It's been more than a year since the recession officially ended. The U.S. economy is growing -- albeit slowly -- but high unemployment rates just won't budge. Traditional economic remedies, such as cutting interest rates, aren't making a dent.
Peter Diamond has some ideas on how to break that logjam: a second round of stimulus, and a lot of federal money to keep state and local governments from laying off workers.
And Diamond's got the credentials: Earlier this month, he was one of three co-winners of the Nobel Prize for Economics.
Diamond tells NPR's Guy Raz it's not going to be a quick fix, though.
"Getting unemployment down to a more normal level is going to take a long time, as in at least a couple of years," he says.
The big problem: Not enough businesses are willing to expand and hire workers.
"What's critical is not right now the functioning of the labor market, but the limits on the demand for labor coming from the great caution on the side of both consumers and firms because of the great uncertainty of what's going to happen next."
Looking Local
The first part of Diamond's prescription is another jolt of federal help for state and local governments to keep their workers -- especially police and teachers -- employed.

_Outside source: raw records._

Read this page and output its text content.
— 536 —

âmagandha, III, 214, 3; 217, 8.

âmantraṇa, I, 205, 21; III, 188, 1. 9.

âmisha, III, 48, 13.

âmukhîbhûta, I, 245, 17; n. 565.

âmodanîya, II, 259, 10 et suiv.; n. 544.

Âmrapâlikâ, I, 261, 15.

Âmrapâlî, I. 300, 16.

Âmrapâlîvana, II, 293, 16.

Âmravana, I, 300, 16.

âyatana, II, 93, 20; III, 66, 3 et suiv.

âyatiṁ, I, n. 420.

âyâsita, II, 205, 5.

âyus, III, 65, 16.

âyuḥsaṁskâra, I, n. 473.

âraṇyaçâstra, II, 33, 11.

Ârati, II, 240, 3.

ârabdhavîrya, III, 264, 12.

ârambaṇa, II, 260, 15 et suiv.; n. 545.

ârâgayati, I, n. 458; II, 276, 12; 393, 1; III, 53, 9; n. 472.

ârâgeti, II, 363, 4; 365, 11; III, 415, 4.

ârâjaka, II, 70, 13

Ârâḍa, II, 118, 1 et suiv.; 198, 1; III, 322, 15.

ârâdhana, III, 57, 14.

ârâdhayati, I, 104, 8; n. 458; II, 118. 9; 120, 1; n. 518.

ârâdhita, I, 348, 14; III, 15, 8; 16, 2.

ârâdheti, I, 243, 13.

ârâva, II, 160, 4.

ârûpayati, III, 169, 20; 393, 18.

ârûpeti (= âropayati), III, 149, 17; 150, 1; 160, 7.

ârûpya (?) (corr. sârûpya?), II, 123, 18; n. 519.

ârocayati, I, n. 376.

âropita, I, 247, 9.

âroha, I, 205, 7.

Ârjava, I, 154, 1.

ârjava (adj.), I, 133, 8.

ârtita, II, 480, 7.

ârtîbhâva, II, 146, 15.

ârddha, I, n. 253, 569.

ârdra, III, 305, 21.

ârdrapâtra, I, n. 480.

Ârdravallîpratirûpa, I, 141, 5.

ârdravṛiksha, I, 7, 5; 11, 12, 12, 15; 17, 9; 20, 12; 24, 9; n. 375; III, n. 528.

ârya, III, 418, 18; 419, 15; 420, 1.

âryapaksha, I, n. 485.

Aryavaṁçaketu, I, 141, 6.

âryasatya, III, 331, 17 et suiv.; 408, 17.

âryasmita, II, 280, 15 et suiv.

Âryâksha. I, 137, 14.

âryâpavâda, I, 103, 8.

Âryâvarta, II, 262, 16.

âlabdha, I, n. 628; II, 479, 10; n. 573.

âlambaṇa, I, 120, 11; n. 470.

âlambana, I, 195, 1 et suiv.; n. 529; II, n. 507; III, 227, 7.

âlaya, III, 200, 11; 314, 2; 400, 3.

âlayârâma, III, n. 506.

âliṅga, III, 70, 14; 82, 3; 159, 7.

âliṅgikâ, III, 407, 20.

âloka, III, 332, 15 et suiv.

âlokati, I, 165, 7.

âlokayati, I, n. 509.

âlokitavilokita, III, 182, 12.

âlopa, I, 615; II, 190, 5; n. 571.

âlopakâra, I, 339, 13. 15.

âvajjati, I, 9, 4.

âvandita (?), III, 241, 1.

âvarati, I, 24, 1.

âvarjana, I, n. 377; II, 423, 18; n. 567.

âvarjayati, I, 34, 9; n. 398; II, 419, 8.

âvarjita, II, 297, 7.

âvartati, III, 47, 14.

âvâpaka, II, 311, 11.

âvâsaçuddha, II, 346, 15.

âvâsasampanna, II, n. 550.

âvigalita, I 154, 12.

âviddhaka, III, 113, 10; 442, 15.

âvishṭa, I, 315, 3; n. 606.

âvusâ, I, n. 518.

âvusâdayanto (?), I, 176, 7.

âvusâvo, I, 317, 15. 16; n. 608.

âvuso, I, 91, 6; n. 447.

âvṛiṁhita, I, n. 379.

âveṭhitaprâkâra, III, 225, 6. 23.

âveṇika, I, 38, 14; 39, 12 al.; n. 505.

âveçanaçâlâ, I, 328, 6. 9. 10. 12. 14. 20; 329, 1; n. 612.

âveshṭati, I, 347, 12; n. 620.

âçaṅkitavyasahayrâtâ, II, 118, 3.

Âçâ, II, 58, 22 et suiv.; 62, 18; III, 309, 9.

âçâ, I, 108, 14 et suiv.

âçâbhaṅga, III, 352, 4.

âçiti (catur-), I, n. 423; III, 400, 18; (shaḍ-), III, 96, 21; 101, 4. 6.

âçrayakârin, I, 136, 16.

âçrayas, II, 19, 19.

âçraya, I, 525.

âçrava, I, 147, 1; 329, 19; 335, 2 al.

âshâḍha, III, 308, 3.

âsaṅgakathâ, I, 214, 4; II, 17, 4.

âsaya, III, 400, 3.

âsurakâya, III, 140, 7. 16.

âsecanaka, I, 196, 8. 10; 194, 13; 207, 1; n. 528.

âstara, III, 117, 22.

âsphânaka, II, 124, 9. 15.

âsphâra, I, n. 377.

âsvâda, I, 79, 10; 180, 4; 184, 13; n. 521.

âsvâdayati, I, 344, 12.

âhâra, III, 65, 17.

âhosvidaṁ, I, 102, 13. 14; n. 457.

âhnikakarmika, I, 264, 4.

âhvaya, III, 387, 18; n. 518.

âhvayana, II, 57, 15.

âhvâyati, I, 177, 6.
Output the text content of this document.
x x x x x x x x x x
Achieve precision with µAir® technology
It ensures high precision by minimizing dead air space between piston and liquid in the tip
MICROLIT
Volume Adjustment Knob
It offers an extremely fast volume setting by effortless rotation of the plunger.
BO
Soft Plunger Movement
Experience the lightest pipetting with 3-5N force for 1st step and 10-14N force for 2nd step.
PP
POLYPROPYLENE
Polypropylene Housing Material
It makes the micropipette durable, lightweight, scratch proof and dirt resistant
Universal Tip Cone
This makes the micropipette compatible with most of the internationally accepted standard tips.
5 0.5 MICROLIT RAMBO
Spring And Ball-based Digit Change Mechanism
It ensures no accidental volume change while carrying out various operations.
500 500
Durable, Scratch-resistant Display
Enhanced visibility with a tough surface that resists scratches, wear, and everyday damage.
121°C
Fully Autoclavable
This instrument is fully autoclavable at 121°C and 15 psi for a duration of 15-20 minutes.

"The layoffs from state and local government are first of all bad in and of themselves because a lot of what these people do is so valuable. But secondly, when [these people] become unemployed, they spend less and that cuts down the demand."
And Diamond thinks Washington needs to administer another dose of short-term spending, in areas such as construction.
"We've identified a vast amount of need in roads and bridges and tunnels, and we should be pursuing valuable expenditures now at a time when the cost to the economy, the cost to society is a lot less, because a lot of the workers being employed aren't being drawn away from private projects."
Diamond says investing in public works projects is worth the risk of increasing the deficit.
But Are Politicians Listening?
Diamond isn't the only economist calling for more short-term stimulus. In fact, almost every economist Weekend All Things Considered has talked to in the past few weeks echoes that sentiment. But finding common ground with the politicians in Washington and the people on Main Street is another story.
"The first stimulus bill, by all quantitative estimates, produced a huge amount of additional employment," Diamond says. "But that stimulus bill has been extremely unpopular with the American public, even though in the eyes of economists it was a great success."
Economists such as Diamond look at the counterfactual -- what would have happened without the stimulus bill -- and reason that because unemployment would have been much higher, the stimulus bill was a success.
But that's a tough political sell.
Still, Diamond says: "There's so much uncertainty now between the error of doing too little and doing to much. Doing too little seems to me to be much greater risk."